Beyond Theorem Proving: Formulation, Framework and Benchmark for Formal Problem-Solving

Qi Liu ⋅ Xinhao Zheng ⋅ Renqiu Xia ⋅ Xingzhi Qi ⋅ Qinxiang Cao ⋅ Junchi Yan

Abstract

Large language models (LLMs) have achieved remarkable progress in mathematical reasoning, yet persistently suffer from hallucinations and erroneous logic. While formal theorem proving (FTP) shows promise in process-level reliability, it is limited to verification (checking known propositions).
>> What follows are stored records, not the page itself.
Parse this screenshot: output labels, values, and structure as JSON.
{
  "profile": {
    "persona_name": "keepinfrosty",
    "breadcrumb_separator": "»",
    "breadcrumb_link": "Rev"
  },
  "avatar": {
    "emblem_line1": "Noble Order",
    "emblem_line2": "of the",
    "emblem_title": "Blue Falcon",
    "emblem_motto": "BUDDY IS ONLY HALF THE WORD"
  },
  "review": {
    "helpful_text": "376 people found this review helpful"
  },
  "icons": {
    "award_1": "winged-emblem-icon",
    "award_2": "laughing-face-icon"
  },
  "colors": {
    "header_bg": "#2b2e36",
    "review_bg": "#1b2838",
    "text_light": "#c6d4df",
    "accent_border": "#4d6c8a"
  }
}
This leaves constructive problem-solving (finding unknown terms that satisfy specific conditions) underexplored and disconnected from process-level verifiability. To bridge this gap, we introduce FPS (Formal Problem-Solving), a principled framework to encompass the end-to-end problem-solving process in Lean 4. In FPS, the answer is an unknown metavariable coupled with a proof obligation, forcing it to be mathematically derived and verified. We further present D-FPS (Deductive FPS), which enforces a rigorous chain-of-thought structure, aligning formal derivation with human reasoning steps. To support this direction, we construct three benchmarks via the manual refactoring of over 1,000 problems: FormalMath500, MiniF2F-Solving, and PutnamBench-Solving. We further propose RPE (Restricted Propositional Equivalence), a symbolic metric that evaluates semantic correctness beyond brittle string matching. Extensive experiments with state-of-the-art provers reveal that solving is significantly harder than proving, highlighting the ``alignment tax'' required to transition from loose validity checking to constructive, human-aligned reasoning.